In contrast to the complex factors that appear to control the plasma levels of the BCAAs, the changes observed in the AAAs in patients with liver disease are more clearly explained as being due solely to a reduced hepatic clearance of these amino acids (30). With replacement of the diseased liver with a normal liver, the plasma level of the AAAs returns to normal.

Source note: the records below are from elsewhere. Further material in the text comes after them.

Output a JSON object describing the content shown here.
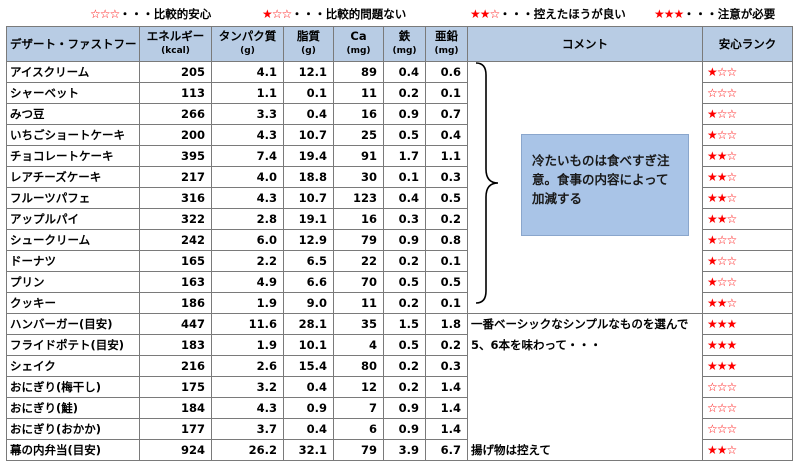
{
  "legend": [
    {
      "stars": [
        0,
        0,
        0
      ],
      "text": "・・・比較的安心"
    },
    {
      "stars": [
        1,
        0,
        0
      ],
      "text": "・・・比較的問題ない"
    },
    {
      "stars": [
        1,
        1,
        0
      ],
      "text": "・・・控えたほうが良い"
    },
    {
      "stars": [
        1,
        1,
        1
      ],
      "text": "・・・注意が必要"
    }
  ],
  "headers": {
    "name": "デザート・ファストフード",
    "energy": "エネルギー",
    "energy_unit": "(kcal)",
    "protein": "タンパク質",
    "protein_unit": "(g)",
    "fat": "脂質",
    "fat_unit": "(g)",
    "ca": "Ca",
    "ca_unit": "(mg)",
    "iron": "鉄",
    "iron_unit": "(mg)",
    "zinc": "亜鉛",
    "zinc_unit": "(mg)",
    "comment": "コメント",
    "rank": "安心ランク"
  },
  "rows": [
    {
      "name": "アイスクリーム",
      "energy": "205",
      "protein": "4.1",
      "fat": "12.1",
      "ca": "89",
      "iron": "0.4",
      "zinc": "0.6",
      "comment": "",
      "rank": [
        1,
        0,
        0
      ]
    },
    {
      "name": "シャーベット",
      "energy": "113",
      "protein": "1.1",
      "fat": "0.1",
      "ca": "11",
      "iron": "0.2",
      "zinc": "0.1",
      "comment": "",
      "rank": [
        0,
        0,
        0
      ]
    },
    {
      "name": "みつ豆",
      "energy": "266",
      "protein": "3.3",
      "fat": "0.4",
      "ca": "16",
      "iron": "0.9",
      "zinc": "0.7",
      "comment": "",
      "rank": [
        1,
        0,
        0
      ]
    },
    {
      "name": "いちごショートケーキ",
      "energy": "200",
      "protein": "4.3",
      "fat": "10.7",
      "ca": "25",
      "iron": "0.5",
      "zinc": "0.4",
      "comment": "",
      "rank": [
        1,
        0,
        0
      ]
    },
    {
      "name": "チョコレートケーキ",
      "energy": "395",
      "protein": "7.4",
      "fat": "19.4",
      "ca": "91",
      "iron": "1.7",
      "zinc": "1.1",
      "comment": "",
      "rank": [
        1,
        1,
        0
      ]
    },
    {
      "name": "レアチーズケーキ",
      "energy": "217",
      "protein": "4.0",
      "fat": "18.8",
      "ca": "30",
      "iron": "0.1",
      "zinc": "0.3",
      "comment": "",
      "rank": [
        1,
        1,
        0
      ]
    },
    {
      "name": "フルーツパフェ",
      "energy": "316",
      "protein": "4.3",
      "fat": "10.7",
      "ca": "123",
      "iron": "0.4",
      "zinc": "0.5",
      "comment": "",
      "rank": [
        1,
        1,
        0
      ]
    },
    {
      "name": "アップルパイ",
      "energy": "322",
      "protein": "2.8",
      "fat": "19.1",
      "ca": "16",
      "iron": "0.3",
      "zinc": "0.2",
      "comment": "",
      "rank": [
        1,
        1,
        0
      ]
    },
    {
      "name": "シュークリーム",
      "energy": "242",
      "protein": "6.0",
      "fat": "12.9",
      "ca": "79",
      "iron": "0.9",
      "zinc": "0.8",
      "comment": "",
      "rank": [
        1,
        0,
        0
      ]
    },
    {
      "name": "ドーナツ",
      "energy": "165",
      "protein": "2.2",
      "fat": "6.5",
      "ca": "22",
      "iron": "0.2",
      "zinc": "0.1",
      "comment": "",
      "rank": [
        1,
        0,
        0
      ]
    },
    {
      "name": "プリン",
      "energy": "163",
      "protein": "4.9",
      "fat": "6.6",
      "ca": "70",
      "iron": "0.5",
      "zinc": "0.5",
      "comment": "",
      "rank": [
        1,
        0,
        0
      ]
    },
    {
      "name": "クッキー",
      "energy": "186",
      "protein": "1.9",
      "fat": "9.0",
      "ca": "11",
      "iron": "0.2",
      "zinc": "0.1",
      "comment": "",
      "rank": [
        1,
        1,
        0
      ]
    },
    {
      "name": "ハンバーガー(目安)",
      "energy": "447",
      "protein": "11.6",
      "fat": "28.1",
      "ca": "35",
      "iron": "1.5",
      "zinc": "1.8",
      "comment": "一番ベーシックなシンプルなものを選んで",
      "rank": [
        1,
        1,
        1
      ]
    },
    {
      "name": "フライドポテト(目安)",
      "energy": "183",
      "protein": "1.9",
      "fat": "10.1",
      "ca": "4",
      "iron": "0.5",
      "zinc": "0.2",
      "comment": "5、6本を味わって・・・",
      "rank": [
        1,
        1,
        1
      ]
    },
    {
      "name": "シェイク",
      "energy": "216",
      "protein": "2.6",
      "fat": "15.4",
      "ca": "80",
      "iron": "0.2",
      "zinc": "0.3",
      "comment": "",
      "rank": [
        1,
        1,
        1
      ]
    },
    {
      "name": "おにぎり(梅干し)",
      "energy": "175",
      "protein": "3.2",
      "fat": "0.4",
      "ca": "12",
      "iron": "0.2",
      "zinc": "1.4",
      "comment": "",
      "rank": [
        0,
        0,
        0
      ]
    },
    {
      "name": "おにぎり(鮭)",
      "energy": "184",
      "protein": "4.3",
      "fat": "0.9",
      "ca": "7",
      "iron": "0.9",
      "zinc": "1.4",
      "comment": "",
      "rank": [
        0,
        0,
        0
      ]
    },
    {
      "name": "おにぎり(おかか)",
      "energy": "177",
      "protein": "3.7",
      "fat": "0.4",
      "ca": "6",
      "iron": "0.9",
      "zinc": "1.4",
      "comment": "",
      "rank": [
        0,
        0,
        0
      ]
    },
    {
      "name": "幕の内弁当(目安)",
      "energy": "924",
      "protein": "26.2",
      "fat": "32.1",
      "ca": "79",
      "iron": "3.9",
      "zinc": "6.7",
      "comment": "揚げ物は控えて",
      "rank": [
        1,
        1,
        0
      ]
    }
  ],
  "note": "冷たいものは食べすぎ注意。食事の内容によって加減する",
  "colors": {
    "header_bg": "#b8cce4",
    "note_bg": "#a9c4e7",
    "star": "#ff0000",
    "border": "#7a7a7a"
  }
}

Finally, the present study demonstrates that studies such as this can provide important insight, not otherwise obtainable, to a better understanding of some of the metabolic abnormalities that accompany chronic advanced liver disease. It also needs to be stated, however, that any attempt to correlate the blood levels of different metabolic substances is precarious and that any such relationship, when found, need not be causal. Nonetheless, these data suggest that, by monitoring the plasma levels of certain hormones, particularly insulin, and the plasma levels of various amino acids, and the ratio of the BCAAs to the AAAs, information concerning graft function in the very early postoperative period can be obtained which can be used by transplant surgeons when the more usually obtained parameters of hepatic injury and/or function are more difficult to interpret, as a consequence of the transplant procedure itself. Early reports confirming this suggestion have already been reported by Reilly et al. (31), Fath et al. (32) and Pearly et al. (33).
This study was supported by Research Project Grant from the Veterans Administration, Project Grant AM-29961 from the National Institutes of Health, Bethesda, Maryland and by Grant 885/02 16544 from Consiglio Nazionale delle Ricerche, Italy.